My Emotionally Promiscuous Lifestyle
Promiscuous doesn’t just mean having indiscriminate sex, it also means having indiscriminate or casual social or emotional dallyances. I’m trying to clean up my act by becoming more emotionally discriminating and less of a social slut, just barfing out my emotionally promiscuous gratification called words. I’m trying to kill the defense mechanism called my defective personality. I’m using funky downtown Ventura as my therapy laboratory, practicing good emotional hygiene instead of being a verbal slut.
My Sexually Promiscuous Past
My miraculous spiritual healing from gay sexual promiscuity occurred approximately two years ago. Walking through a Chumash park on Sunday morning it occurs to me that I no longer fill weekend hours with typical mindless gay sex. I don’t hang out in Palm Springs with Ron King wearing my denim cut off shorts. I was giving away my life when I was sexually trashy. I cringe at how I once had physical contact with total strangers. I could never do that now.
Now instead of hooking up with gay men for Sunday afternoon trysts, I write these blogs, watch documentaries on YouTube Red, and try really hard to practice my revolutionary new “two nap per day” lifestyle.
Daytime soap operas with their overblown emotional charicatures are feminine pornography. Men want real sex that’s why we are all secretly gay. I used women to try and prove I wasn’t secretly gay.
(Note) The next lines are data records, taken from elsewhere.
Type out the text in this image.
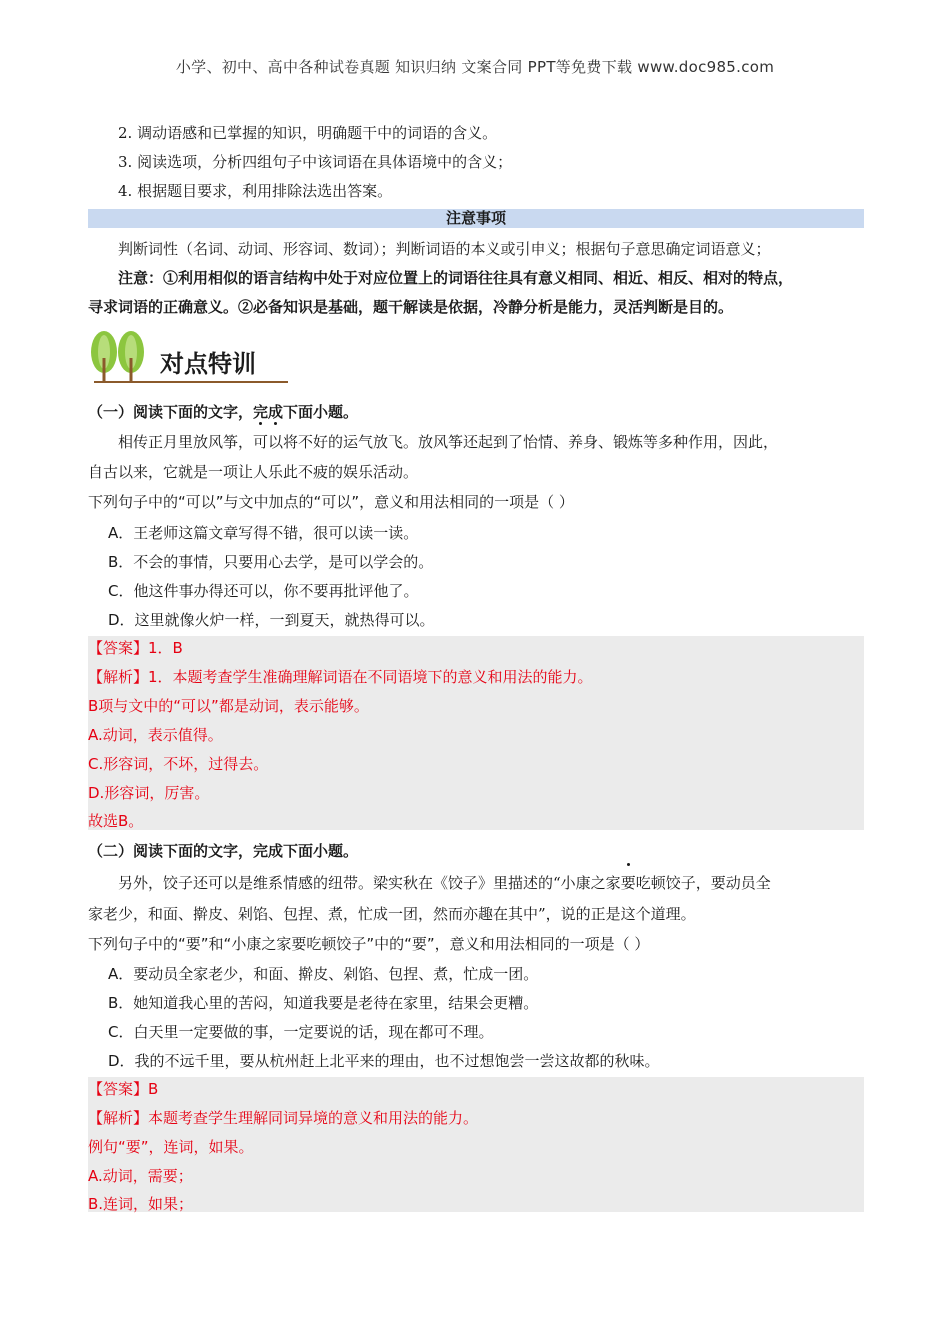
小学、初中、高中各种试卷真题 知识归纳 文案合同 PPT等免费下载 www.doc985.com
2. 调动语感和已掌握的知识，明确题干中的词语的含义。
3. 阅读选项，分析四组句子中该词语在具体语境中的含义；
4. 根据题目要求，利用排除法选出答案。
注意事项
判断词性（名词、动词、形容词、数词）；判断词语的本义或引申义；根据句子意思确定词语意义；
注意：①利用相似的语言结构中处于对应位置上的词语往往具有意义相同、相近、相反、相对的特点，
寻求词语的正确意义。②必备知识是基础，题干解读是依据，冷静分析是能力，灵活判断是目的。
（一）阅读下面的文字，完成下面小题。
相传正月里放风筝，可以将不好的运气放飞。放风筝还起到了怡情、养身、锻炼等多种作用，因此，
自古以来，它就是一项让人乐此不疲的娱乐活动。
下列句子中的“可以”与文中加点的“可以”，意义和用法相同的一项是（ ）
A．王老师这篇文章写得不错，很可以读一读。
B．不会的事情，只要用心去学，是可以学会的。
C．他这件事办得还可以，你不要再批评他了。
D．这里就像火炉一样，一到夏天，就热得可以。
【答案】1．B
【解析】1．本题考查学生准确理解词语在不同语境下的意义和用法的能力。
B项与文中的“可以”都是动词，表示能够。
A.动词，表示值得。
C.形容词，不坏，过得去。
D.形容词，厉害。
故选B。
（二）阅读下面的文字，完成下面小题。
另外，饺子还可以是维系情感的纽带。梁实秋在《饺子》里描述的“小康之家要吃顿饺子，要动员全
家老少，和面、擀皮、剁馅、包捏、煮，忙成一团，然而亦趣在其中”，说的正是这个道理。
下列句子中的“要”和“小康之家要吃顿饺子”中的“要”，意义和用法相同的一项是（ ）
A．要动员全家老少，和面、擀皮、剁馅、包捏、煮，忙成一团。
B．她知道我心里的苦闷，知道我要是老待在家里，结果会更糟。
C．白天里一定要做的事，一定要说的话，现在都可不理。
D．我的不远千里，要从杭州赶上北平来的理由，也不过想饱尝一尝这故都的秋味。
【答案】B
【解析】本题考查学生理解同词异境的意义和用法的能力。
例句“要”，连词，如果。
A.动词，需要；
B.连词，如果；
对点特训
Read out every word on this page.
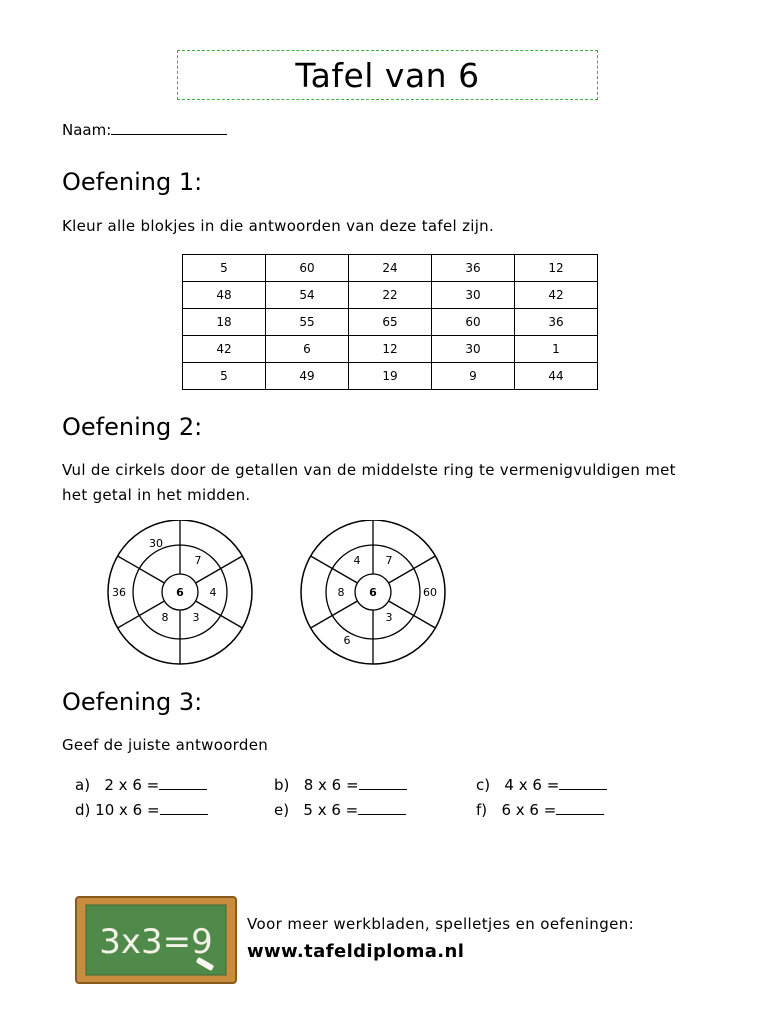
Tafel van 6
Naam:
Oefening 1:
Kleur alle blokjes in die antwoorden van deze tafel zijn.
5	60	24	36	12
48	54	22	30	42
18	55	65	60	36
42	6	12	30	1
5	49	19	9	44
Oefening 2:
Vul de cirkels door de getallen van de middelste ring te vermenigvuldigen met
het getal in het midden.
6
7
4
3
8
30
36	6
4 7
8
3
60
6
Oefening 3:
Geef de juiste antwoorden
a) 2 x 6 =	b) 8 x 6 =	c) 4 x 6 =
d) 10 x 6 =	e) 5 x 6 =	f) 6 x 6 =
3x3=9 Voor meer werkbladen, spelletjes en oefeningen:
www.tafeldiploma.nl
Then I came out and was openly gay and kinda sorta regretted it. I’m glad I never has sex reassignment surgery because I would really hate to regret that!
I have to be in the right mood to be around people, otherwise I prefer to be alone. Right now I am in the right mood. Anytime I drive very far north of LA I get excited with the prospect of adventure. Ventura has always been my uncrowded escape hatch from the LA-Malibu beachopolis. Oxnard and points north are Sunday afternoon in the country. When you need it there are excellent downtown restaurants. Beautiful pier and waterfront.